Worst Game Analyst: Tim McCarver, Fox. Whether it be miscounting how many letters there are in the word, “strike” or overanalyzing situations, McCarver is verbose and does not allow a game to breathe. I feel the game has passed Tim by. It’s time for him to go.
Worst Studio Show: Intentional Talk, MLB Network. This show is an abortion. Co-hosted by Chris Rose and Kevin Millar, this show makes no sense. Rose is a bad host. Millar is constantly yelling. Why is this show even on the air? And why did MLB Network allow this to continue during the offsesason? Intentional Talk needs to be put to sleep and immediately. It is one of the worst shows in the history of sports television.

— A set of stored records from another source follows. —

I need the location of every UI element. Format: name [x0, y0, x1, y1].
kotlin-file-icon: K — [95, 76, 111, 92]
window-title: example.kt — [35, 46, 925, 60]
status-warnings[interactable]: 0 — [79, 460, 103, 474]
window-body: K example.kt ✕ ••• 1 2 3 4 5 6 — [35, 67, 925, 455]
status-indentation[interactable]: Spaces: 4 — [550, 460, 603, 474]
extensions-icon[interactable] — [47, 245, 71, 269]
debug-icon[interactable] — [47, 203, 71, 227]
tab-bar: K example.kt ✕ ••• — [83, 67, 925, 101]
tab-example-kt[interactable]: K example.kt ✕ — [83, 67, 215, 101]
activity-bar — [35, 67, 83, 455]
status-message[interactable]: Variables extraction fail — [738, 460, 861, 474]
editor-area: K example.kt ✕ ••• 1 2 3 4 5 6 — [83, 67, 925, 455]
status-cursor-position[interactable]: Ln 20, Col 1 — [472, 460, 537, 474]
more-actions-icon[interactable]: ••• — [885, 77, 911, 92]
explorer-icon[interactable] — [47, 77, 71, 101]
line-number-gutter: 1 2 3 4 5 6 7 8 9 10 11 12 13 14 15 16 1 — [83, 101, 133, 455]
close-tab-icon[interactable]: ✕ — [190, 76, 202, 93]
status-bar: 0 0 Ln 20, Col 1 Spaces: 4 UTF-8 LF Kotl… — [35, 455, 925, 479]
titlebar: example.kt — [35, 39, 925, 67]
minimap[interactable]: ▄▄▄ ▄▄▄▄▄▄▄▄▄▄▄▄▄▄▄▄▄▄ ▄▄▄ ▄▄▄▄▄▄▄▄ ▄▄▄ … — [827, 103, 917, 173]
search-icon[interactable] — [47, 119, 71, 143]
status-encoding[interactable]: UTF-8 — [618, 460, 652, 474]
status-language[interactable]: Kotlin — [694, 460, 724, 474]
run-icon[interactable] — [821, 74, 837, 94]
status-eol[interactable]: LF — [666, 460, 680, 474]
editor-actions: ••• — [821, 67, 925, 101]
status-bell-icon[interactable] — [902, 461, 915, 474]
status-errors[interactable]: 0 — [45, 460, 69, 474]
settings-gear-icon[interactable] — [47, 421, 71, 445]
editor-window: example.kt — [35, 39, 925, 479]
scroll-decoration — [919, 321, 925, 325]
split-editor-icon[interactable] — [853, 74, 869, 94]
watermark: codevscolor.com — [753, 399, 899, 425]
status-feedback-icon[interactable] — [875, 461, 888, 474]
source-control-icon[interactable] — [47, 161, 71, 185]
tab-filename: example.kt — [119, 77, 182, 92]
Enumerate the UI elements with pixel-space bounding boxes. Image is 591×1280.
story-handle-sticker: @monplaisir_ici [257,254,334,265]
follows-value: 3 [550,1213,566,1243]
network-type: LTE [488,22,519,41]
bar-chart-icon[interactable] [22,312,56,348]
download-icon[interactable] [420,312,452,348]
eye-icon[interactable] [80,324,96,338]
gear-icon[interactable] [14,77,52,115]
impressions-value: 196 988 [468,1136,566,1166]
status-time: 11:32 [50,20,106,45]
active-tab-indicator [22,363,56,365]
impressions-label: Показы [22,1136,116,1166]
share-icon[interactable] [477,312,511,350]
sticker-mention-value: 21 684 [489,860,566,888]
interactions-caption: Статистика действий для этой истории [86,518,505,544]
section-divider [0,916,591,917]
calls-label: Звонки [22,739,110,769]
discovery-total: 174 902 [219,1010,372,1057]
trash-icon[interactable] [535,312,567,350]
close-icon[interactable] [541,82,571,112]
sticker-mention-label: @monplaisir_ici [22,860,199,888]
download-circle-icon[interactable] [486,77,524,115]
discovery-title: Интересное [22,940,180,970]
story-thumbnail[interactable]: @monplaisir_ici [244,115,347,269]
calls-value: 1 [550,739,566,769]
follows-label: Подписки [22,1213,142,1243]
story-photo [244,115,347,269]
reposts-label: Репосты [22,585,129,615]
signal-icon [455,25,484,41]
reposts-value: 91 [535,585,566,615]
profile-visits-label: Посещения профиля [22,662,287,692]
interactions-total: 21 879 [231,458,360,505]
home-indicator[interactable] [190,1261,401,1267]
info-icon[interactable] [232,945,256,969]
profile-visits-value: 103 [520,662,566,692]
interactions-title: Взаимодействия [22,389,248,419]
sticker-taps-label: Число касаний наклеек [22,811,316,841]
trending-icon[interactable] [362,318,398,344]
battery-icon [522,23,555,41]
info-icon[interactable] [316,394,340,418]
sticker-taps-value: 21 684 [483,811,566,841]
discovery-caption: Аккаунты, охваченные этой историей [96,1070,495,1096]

Worst Studio Host: Chris Rose, MLB Network/Fox. How this man hosts for two networks is beyond me. He’s gone from being on the Best Damn Sports Show, Period to somehow hosting MLB on Fox and Intentional Talk. Chris Rose is an enigma. And his postgame questions during the American League Championship Series were mind boggling.
Worst Studio Analyst: Kevin Millar, MLB Network. He has apparently subscribes to the Michael Irvin Style of Broadcasting which means yelling, yelling and more yelling. Why does he have to yell? Why is he yelling? Does Millar yell because he thinks yelling is funny? Does he feel he has to yell to get his point across? After watching him, I need to take 10 Tylenols to get rid of my tension headaches. I love what Millar did with the 2004 Red Sox. I hate him on TV.
Worst Way To End A Career: Dan McLaughlin, Fox Sports Midwest. Dan McLaughlin, the TV voice of the St. Louis Cardinals had some pretty good gigs. Not only was he the main announcer for the Cardinals, he also was calling college basketball games on ESPN. However, after being arrested not once, but twice on DUI charges over a span of 13 months, McLaughlin lost his jobs calling Missouri basketball and Missouri Valley Conference games. His future with Fox Sports Midwest remains in doubt and he wasn’t seen doing the last two weeks of Cardinals games. Here’s hoping Dan gets the help he needs so he can get back on the straight and narrow.
And that will conclude this year’s edition of the MLB TV Awards.